MicroXML is both a syntax — compatible with XML 1.0 — and a model, kept as absolutely simple as possible. In many ways, they’re trying to make syntax decisions based on their impact on the model.

Ideally, Cowan said, the model would just be element nodes (with attribute maps) containing other element nodes and content. That focus on a clean model means, for example, that while you can declare XML namespaces in MicroXML, the namespace declarations are just attributes. The model doesn’t reflect namespace URIs, and applications have to do that processing. Similarly, whitespace handling is simplified, and attributes become a simple unordered map of key names to values. The syntax allows comments, but they are discarded in the model. Processing instructions remain a question, because they would complicate the model substantially, but the XML declaration and CDATA sections would go. Empty element tags are in, for now …

Some of the pieces that raised controversy with questions were the current proposal to limit element and attribute names to the ASCII character set, and the demise of processing instructions. I mostly heard cheers for the end of draconian error handling, though there were memories of the bug compatibility wars of an earlier age reminding the audience that it could in fact be worse, or weirder.

There may be, as Cowan noted “no consensus on a single conversion path” to or from JSON, but MicroXML takes some steps in that direction, suggesting that JSONML should be able to support round-tripping of the MicroXML model, and JSONx could work for JSON to XML.

While I suspect that MicroXML has a bright future ahead of it in the document space, it seems unlikely to take much territory back from JSON in the data space. MicroXML doesn’t seem to be aiming at JSON at all, however.

Overlapping information and hierarchical tools

Very few programmers want to think about overlapping data structures. In most computing cases — bad pointers? — overlapping data structures are a complex mess. However, they’re extremely common in human communications. LMNL (Layered Markup and Annotation Language), itself a decade-long conversation that has suffered badly from decaying links, has always been an outsider in the normally hierarchical markup conversation. There may be conflicts between XML trees and JSON maps, but both of those become uncomfortable when they have to represent an overlapped structure.

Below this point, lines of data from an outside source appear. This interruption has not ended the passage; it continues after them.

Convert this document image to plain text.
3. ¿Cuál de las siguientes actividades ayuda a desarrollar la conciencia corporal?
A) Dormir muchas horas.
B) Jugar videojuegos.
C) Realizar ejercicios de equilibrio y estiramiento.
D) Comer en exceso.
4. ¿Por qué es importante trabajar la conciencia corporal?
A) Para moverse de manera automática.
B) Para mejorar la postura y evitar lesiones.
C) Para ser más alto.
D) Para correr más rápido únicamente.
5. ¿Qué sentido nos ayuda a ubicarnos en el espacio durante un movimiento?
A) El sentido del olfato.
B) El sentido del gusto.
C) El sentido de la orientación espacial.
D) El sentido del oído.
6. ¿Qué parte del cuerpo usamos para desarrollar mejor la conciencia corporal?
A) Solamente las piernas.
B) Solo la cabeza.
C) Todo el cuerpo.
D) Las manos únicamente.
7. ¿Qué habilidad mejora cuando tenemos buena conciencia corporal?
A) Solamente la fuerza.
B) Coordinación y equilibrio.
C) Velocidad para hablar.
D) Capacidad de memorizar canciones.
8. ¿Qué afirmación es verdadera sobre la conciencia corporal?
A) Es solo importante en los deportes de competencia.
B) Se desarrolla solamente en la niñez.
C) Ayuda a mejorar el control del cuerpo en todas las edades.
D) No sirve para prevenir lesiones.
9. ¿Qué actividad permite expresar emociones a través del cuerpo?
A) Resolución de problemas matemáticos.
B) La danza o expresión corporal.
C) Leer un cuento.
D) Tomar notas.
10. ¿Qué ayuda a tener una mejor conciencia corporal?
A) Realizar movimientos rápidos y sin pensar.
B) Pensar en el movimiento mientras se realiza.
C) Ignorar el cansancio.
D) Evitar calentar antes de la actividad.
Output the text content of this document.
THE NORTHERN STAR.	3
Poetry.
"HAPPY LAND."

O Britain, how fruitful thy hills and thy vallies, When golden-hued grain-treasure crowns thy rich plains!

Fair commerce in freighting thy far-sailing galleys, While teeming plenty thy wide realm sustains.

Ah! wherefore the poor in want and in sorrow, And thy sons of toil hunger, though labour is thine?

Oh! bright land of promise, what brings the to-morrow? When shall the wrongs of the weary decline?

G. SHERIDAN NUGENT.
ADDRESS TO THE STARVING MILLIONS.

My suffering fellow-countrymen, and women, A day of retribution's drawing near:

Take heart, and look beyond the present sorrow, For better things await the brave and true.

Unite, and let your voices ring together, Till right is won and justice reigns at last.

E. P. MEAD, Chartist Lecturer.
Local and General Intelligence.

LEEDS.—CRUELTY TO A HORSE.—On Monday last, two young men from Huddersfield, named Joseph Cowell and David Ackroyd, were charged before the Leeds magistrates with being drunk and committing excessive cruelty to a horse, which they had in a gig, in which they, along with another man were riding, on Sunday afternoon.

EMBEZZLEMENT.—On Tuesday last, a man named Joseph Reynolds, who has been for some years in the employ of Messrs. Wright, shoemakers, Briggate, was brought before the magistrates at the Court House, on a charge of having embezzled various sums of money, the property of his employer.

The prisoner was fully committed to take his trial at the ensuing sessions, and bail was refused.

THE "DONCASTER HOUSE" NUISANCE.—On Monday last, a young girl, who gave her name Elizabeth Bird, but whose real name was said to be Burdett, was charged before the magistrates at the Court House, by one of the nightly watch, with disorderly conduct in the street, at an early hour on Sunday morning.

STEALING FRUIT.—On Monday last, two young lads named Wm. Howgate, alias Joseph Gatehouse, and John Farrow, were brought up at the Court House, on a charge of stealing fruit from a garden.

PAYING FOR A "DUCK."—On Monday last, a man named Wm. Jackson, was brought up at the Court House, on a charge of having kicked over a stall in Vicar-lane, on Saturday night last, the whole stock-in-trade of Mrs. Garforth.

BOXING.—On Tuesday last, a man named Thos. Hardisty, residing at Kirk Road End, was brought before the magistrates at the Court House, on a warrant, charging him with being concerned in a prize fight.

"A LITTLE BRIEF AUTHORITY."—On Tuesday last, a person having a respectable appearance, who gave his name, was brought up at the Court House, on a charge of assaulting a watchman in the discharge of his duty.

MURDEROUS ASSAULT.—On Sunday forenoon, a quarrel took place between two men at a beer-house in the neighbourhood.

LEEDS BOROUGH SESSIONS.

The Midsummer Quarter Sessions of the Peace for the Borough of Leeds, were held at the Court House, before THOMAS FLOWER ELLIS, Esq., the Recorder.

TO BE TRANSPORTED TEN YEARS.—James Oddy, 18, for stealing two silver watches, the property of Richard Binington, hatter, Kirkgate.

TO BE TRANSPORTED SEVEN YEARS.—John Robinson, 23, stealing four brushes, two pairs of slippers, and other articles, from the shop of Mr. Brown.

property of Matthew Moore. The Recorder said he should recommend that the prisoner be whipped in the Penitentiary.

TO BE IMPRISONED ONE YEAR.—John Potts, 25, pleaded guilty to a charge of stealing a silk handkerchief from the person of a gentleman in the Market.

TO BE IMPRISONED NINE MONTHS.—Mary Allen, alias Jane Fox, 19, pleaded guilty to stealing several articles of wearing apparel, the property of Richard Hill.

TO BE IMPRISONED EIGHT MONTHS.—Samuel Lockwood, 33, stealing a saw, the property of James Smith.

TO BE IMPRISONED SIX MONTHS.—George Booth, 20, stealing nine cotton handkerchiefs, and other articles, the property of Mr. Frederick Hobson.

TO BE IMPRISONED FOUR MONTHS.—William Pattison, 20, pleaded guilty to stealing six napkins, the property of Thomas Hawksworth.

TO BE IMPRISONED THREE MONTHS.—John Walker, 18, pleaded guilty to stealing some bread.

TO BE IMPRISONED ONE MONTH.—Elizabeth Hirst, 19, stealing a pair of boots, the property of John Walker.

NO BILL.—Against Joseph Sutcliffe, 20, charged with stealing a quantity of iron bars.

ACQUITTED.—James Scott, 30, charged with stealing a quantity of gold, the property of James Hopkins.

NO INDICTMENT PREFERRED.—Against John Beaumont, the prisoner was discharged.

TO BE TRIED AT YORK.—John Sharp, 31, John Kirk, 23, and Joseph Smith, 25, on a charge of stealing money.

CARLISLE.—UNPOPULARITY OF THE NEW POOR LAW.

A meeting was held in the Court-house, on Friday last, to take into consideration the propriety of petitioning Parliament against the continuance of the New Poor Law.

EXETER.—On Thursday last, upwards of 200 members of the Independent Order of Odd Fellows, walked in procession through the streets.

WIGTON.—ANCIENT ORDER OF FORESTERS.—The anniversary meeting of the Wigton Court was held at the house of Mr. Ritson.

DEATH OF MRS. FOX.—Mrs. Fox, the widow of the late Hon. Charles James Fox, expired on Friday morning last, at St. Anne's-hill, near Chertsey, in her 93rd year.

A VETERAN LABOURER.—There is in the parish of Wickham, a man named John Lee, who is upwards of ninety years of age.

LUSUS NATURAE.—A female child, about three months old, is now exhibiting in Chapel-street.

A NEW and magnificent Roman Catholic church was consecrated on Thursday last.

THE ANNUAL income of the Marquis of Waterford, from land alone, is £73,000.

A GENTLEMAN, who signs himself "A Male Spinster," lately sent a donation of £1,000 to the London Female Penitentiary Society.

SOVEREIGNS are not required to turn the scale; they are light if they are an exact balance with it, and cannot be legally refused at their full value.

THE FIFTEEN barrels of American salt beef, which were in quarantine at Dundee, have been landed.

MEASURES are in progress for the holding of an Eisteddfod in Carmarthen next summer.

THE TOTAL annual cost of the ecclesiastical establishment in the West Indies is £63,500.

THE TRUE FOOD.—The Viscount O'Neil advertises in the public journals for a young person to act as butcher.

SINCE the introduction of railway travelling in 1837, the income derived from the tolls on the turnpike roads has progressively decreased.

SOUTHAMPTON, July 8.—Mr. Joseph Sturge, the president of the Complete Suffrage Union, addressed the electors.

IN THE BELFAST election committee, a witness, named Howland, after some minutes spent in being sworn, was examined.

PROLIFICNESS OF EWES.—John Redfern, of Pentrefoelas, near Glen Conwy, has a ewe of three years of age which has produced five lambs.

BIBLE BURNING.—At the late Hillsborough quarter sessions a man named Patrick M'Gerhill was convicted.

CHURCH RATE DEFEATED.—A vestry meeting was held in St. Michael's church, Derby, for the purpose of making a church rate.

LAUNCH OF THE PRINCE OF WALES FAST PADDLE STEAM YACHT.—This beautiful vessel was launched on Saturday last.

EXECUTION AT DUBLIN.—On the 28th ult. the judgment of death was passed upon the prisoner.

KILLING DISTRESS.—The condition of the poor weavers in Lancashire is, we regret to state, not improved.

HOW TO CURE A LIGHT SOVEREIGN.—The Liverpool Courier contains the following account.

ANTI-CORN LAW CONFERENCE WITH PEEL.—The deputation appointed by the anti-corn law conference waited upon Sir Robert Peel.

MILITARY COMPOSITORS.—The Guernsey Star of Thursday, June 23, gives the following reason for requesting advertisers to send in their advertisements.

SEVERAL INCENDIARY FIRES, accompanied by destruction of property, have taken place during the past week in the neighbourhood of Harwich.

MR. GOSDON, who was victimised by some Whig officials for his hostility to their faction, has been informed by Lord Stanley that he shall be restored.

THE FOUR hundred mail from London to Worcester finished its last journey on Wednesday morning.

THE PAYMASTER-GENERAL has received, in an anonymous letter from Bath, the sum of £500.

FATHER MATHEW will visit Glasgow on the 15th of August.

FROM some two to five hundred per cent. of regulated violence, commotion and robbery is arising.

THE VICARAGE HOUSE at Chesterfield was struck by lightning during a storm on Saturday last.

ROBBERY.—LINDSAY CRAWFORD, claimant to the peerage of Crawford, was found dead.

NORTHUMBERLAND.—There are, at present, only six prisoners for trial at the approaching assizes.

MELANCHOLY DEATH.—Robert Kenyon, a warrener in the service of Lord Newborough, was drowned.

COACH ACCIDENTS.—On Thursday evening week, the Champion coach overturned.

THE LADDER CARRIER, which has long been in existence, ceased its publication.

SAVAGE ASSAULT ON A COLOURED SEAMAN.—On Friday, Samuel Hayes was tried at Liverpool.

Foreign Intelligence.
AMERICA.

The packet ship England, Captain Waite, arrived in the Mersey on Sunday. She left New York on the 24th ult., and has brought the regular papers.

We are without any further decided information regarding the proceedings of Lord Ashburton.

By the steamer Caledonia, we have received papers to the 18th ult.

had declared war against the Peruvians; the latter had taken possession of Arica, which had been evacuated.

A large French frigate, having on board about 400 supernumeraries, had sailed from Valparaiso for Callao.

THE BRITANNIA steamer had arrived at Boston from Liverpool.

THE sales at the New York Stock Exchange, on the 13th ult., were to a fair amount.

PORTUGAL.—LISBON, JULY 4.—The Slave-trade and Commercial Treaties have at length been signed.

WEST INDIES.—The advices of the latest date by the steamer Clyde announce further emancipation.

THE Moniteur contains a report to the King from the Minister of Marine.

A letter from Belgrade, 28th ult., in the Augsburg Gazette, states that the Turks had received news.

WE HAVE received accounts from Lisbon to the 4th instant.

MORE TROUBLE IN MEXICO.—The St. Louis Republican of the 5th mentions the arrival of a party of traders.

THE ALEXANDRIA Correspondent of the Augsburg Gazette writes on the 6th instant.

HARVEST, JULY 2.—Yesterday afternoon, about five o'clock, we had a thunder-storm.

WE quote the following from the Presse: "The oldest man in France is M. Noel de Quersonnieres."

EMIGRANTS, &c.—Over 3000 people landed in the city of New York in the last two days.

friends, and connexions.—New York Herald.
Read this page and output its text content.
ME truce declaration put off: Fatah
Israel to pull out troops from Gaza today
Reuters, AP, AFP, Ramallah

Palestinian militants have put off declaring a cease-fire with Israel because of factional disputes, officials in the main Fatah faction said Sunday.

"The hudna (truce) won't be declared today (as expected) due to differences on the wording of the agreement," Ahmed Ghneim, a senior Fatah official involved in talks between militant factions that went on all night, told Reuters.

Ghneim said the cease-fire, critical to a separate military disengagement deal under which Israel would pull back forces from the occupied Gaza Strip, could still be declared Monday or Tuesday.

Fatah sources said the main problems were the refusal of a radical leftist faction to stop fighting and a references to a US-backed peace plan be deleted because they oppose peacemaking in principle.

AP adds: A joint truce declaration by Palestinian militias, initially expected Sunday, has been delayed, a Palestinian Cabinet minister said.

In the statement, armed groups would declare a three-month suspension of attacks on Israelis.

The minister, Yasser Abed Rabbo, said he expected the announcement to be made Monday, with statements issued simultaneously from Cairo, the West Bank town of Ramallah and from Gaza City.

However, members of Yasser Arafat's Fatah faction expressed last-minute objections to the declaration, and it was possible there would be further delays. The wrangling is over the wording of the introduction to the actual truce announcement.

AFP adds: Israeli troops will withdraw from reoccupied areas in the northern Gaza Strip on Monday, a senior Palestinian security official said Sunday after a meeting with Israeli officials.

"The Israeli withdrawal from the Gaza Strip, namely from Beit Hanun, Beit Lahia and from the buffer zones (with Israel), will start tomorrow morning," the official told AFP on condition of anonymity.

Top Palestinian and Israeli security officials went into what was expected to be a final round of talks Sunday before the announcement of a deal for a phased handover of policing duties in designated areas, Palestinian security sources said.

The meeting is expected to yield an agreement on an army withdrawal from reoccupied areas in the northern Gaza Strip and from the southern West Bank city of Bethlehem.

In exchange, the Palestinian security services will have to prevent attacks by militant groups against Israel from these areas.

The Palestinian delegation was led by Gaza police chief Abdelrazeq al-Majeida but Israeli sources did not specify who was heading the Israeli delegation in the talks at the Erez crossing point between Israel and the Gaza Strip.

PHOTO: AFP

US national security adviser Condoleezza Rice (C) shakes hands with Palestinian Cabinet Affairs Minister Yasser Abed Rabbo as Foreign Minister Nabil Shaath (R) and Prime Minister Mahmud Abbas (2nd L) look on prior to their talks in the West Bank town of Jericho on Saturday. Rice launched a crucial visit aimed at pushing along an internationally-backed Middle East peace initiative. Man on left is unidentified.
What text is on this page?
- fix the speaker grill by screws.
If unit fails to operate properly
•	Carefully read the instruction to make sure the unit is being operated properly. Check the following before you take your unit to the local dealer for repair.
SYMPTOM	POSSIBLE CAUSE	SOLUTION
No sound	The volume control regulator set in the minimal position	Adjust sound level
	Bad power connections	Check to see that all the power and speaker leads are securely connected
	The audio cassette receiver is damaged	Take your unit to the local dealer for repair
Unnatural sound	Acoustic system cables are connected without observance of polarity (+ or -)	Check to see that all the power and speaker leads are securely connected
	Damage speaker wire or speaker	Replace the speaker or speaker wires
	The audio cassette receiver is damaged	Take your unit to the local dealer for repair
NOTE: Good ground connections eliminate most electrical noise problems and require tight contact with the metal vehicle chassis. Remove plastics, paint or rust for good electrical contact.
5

Wendell Piez examined the challenges of processing overlapping markup — LMNL — with tools that expect XML’s neat hierarchies. Obviously, feeding this

[excerpt
[source [date}1915{][title}The Housekeeper{]]
[author
[name}Robert Frost{]
[dates}1874-1963{]] }
[s}[l [n}144{n]}He manages to keep the upper hand{l]
[l [n}145{n]}On his own farm.{s] [s}He's boss.{s] [s}But as to hens:{l]
[l [n}146{n]}We fence our flowers in and the hens range.{l]{s]
{excerpt]

into an XML parser would just produce error messages, even if those tags were angle brackets. Piez compiles that into XML, which represents the content separately from the specified ranges. It is, of course, not close to pretty, but it is processable. At the show, he demonstrated using this to create an annotated HTML format as well as a format that handles overlap gracefully: graphics, using SVG (or here as a PNG if your browser doesn’t like SVG).

Should you be paying attention to LMNL? If your main information concerns fit in neat hierarchies or clean boxes, probably not. If your challenges include representing human conversations, or other data forms where overlap happens, you may find these components critical, even though making them work with existing toolsets is difficult.